1905 A stained-glass window, designed by Norman McLeod, was installed behind the chancel by the congregation in memory of James Baird incorporating the text Come unto Me, all ye that labour and are heavy laden, and I will give thee rest (Matthew 11:28).
1920 The church became the home of the united congregations of St Matthew’s and Blythswood under the name of St Matthew’s Blythswood Parish Church. The War Memorial at the back of the chancel was dedicated that year.
1960 St Matthew’s Blythswood united with St Stephen’s Buccleuch to become St Stephen’s Blythswood Parish Church. Monthly services continued to be held in the building, but most services took place in the former St Stephen’s Church in Cambridge Street.

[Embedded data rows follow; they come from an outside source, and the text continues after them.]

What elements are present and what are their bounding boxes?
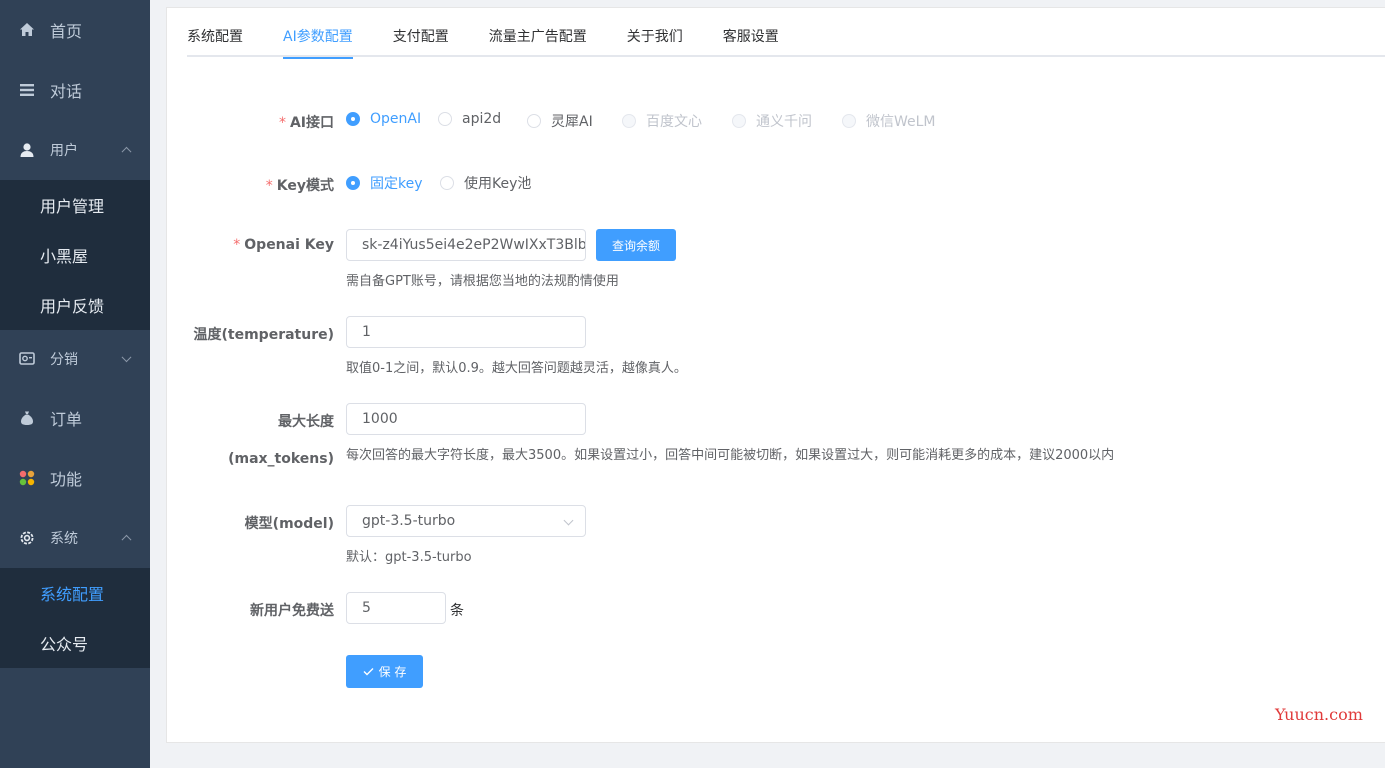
sidebar-item-system[interactable]: 系统 xyxy=(0,508,150,568)
sidebar-item-label: 功能 xyxy=(50,470,83,489)
radio-circle xyxy=(440,176,454,190)
model-help: 默认：gpt-3.5-turbo xyxy=(346,550,472,565)
user-icon xyxy=(18,141,36,159)
radio-circle xyxy=(622,114,636,128)
sidebar-item-blacklist[interactable]: 小黑屋 xyxy=(0,230,150,280)
ai-api-label: * AI接口 xyxy=(278,115,334,131)
openai-key-help: 需自备GPT账号，请根据您当地的法规酌情使用 xyxy=(346,274,619,289)
radio-circle xyxy=(346,176,360,190)
tab-system-config[interactable]: 系统配置 xyxy=(187,8,243,57)
radio-label: 使用Key池 xyxy=(464,176,532,192)
chevron-up-icon xyxy=(121,534,132,545)
key-mode-label: * Key模式 xyxy=(265,178,334,194)
save-button[interactable]: 保 存 xyxy=(346,655,423,688)
tab-about[interactable]: 关于我们 xyxy=(627,8,683,57)
free-messages-input[interactable]: 5 xyxy=(346,592,446,624)
radio-circle xyxy=(438,112,452,126)
radio-label: 固定key xyxy=(370,176,423,192)
radio-circle xyxy=(732,114,746,128)
free-messages-unit: 条 xyxy=(450,603,464,619)
openai-key-label: * Openai Key xyxy=(233,237,334,253)
radio-baidu: 百度文心 xyxy=(622,111,702,131)
list-icon xyxy=(18,81,36,99)
chevron-up-icon xyxy=(121,146,132,157)
tab-ads[interactable]: 流量主广告配置 xyxy=(489,8,587,57)
check-icon xyxy=(363,668,374,676)
radio-label: 通义千问 xyxy=(756,114,812,130)
radio-label: api2d xyxy=(462,111,502,127)
radio-openai[interactable]: OpenAI xyxy=(346,111,421,127)
sidebar-item-orders[interactable]: 订单 xyxy=(0,388,150,448)
check-balance-button[interactable]: 查询余额 xyxy=(596,229,676,261)
max-tokens-label: 最大长度 xyxy=(278,414,334,430)
max-tokens-label-2: (max_tokens) xyxy=(228,451,334,467)
radio-circle xyxy=(346,112,360,126)
sidebar-item-user[interactable]: 用户 xyxy=(0,120,150,180)
tab-customer-service[interactable]: 客服设置 xyxy=(723,8,779,57)
distribution-icon xyxy=(18,350,36,368)
radio-circle xyxy=(527,114,541,128)
radio-key-pool[interactable]: 使用Key池 xyxy=(440,173,531,193)
radio-label: 微信WeLM xyxy=(866,114,936,130)
money-bag-icon xyxy=(18,409,36,427)
sidebar-item-label: 首页 xyxy=(50,22,83,41)
gear-icon xyxy=(18,529,36,547)
max-tokens-input[interactable]: 1000 xyxy=(346,403,586,435)
sidebar-item-official-account[interactable]: 公众号 xyxy=(0,618,150,668)
submenu-user: 用户管理 小黑屋 用户反馈 xyxy=(0,180,150,330)
radio-label: 百度文心 xyxy=(646,114,702,130)
temperature-input[interactable]: 1 xyxy=(346,316,586,348)
tab-ai-params[interactable]: AI参数配置 xyxy=(283,8,353,59)
max-tokens-help: 每次回答的最大字符长度，最大3500。如果设置过小，回答中间可能被切断，如果设置… xyxy=(346,448,1115,463)
openai-key-input[interactable]: sk-z4iYus5ei4e2eP2WwIXxT3Blbkl xyxy=(346,229,586,261)
sidebar: 首页 对话 用户 用户管理 小黑屋 用户反馈 分销 订单 功能 系统 系统配置 … xyxy=(0,0,150,768)
radio-circle xyxy=(842,114,856,128)
chevron-down-icon xyxy=(563,515,574,526)
apps-icon xyxy=(18,469,36,487)
radio-fixed-key[interactable]: 固定key xyxy=(346,173,423,193)
model-select-value: gpt-3.5-turbo xyxy=(362,513,456,529)
temperature-help: 取值0-1之间，默认0.9。越大回答问题越灵活，越像真人。 xyxy=(346,361,687,376)
sidebar-item-label: 订单 xyxy=(50,410,83,429)
radio-tongyi: 通义千问 xyxy=(732,111,812,131)
home-icon xyxy=(18,21,36,39)
tab-bar: 系统配置 AI参数配置 支付配置 流量主广告配置 关于我们 客服设置 xyxy=(187,8,1385,59)
model-label: 模型(model) xyxy=(244,516,334,532)
sidebar-item-label: 对话 xyxy=(50,82,83,101)
sidebar-item-label: 用户 xyxy=(50,143,78,159)
sidebar-item-features[interactable]: 功能 xyxy=(0,448,150,508)
sidebar-item-label: 分销 xyxy=(50,352,78,368)
tab-payment[interactable]: 支付配置 xyxy=(393,8,449,57)
radio-welm: 微信WeLM xyxy=(842,111,936,131)
free-messages-label: 新用户免费送 xyxy=(250,603,334,619)
chevron-down-icon xyxy=(121,352,132,363)
sidebar-item-feedback[interactable]: 用户反馈 xyxy=(0,280,150,330)
radio-api2d[interactable]: api2d xyxy=(438,111,501,127)
radio-lingxi[interactable]: 灵犀AI xyxy=(527,111,593,131)
submenu-system: 系统配置 公众号 xyxy=(0,568,150,668)
sidebar-item-label: 系统 xyxy=(50,531,78,547)
sidebar-item-system-config[interactable]: 系统配置 xyxy=(0,568,150,618)
radio-label: 灵犀AI xyxy=(551,114,593,130)
sidebar-item-user-management[interactable]: 用户管理 xyxy=(0,180,150,230)
sidebar-item-distribution[interactable]: 分销 xyxy=(0,330,150,388)
watermark: Yuucn.com xyxy=(1275,705,1363,724)
radio-label: OpenAI xyxy=(370,111,422,127)
temperature-label: 温度(temperature) xyxy=(193,327,335,343)
sidebar-item-chat[interactable]: 对话 xyxy=(0,60,150,120)
model-select[interactable]: gpt-3.5-turbo xyxy=(346,505,586,537)
sidebar-item-home[interactable]: 首页 xyxy=(0,0,150,60)
save-button-label: 保 存 xyxy=(378,665,407,679)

1966 The building was sold by St Stephen’s Blythswood to the Renfield Street Trust for use by Renfield Parish Church. The Renfield Street Trust had been formed in 1964 to manage the funds following the sale of Renfield Street Church (later demolished) to British Home Stores (BHS).
1969 After substantial refurbishment the church was rededicated. The adjoining church centre was constructed and opened. It was built on the site of tenement flats that were demolished to create a patio, suite of halls, offices, chapel and café.
1974 Renfield and St Stephen’s (it had changed its name to St Stephen’s in 1967 following union with Cowcaddens) united to become Renfield St Stephen’s Parish Church. The St Stephen’s buildings, which were in need of major repairs, were sold for commercial development and demolished shortly after.
1981 We hosted a visit by the Lord High Commissioner to the General Assembly of the Church of Scotland, the Earl of Elgin.
1989 The fountain from the church garden at the Glasgow Garden Festival 1988 was installed in the patio.
1993 The church centre was significantly altered and refurbished. A new entrance was constructed at ground level with internal wheelchair access. The chapel was named ‘St Matthew’s Chapel’.
1998 A hurricane on Boxing Day (also St Stephen’s Day!) caused the collapse of the steeple (which was undergoing repair surrounded by scaffolding) into the sanctuary causing extensive structural damage. Thankfully no one was injured or killed. Weekly worship continued in the hall.
2001 The restored and refurbished sanctuary and chapel were formally rededicated by the Kirk Moderator. Chairs replaced the pews and the pulpit was removed. The organ console was rebuilt. Later that year we hosted a visit by HRH The Princess Royal.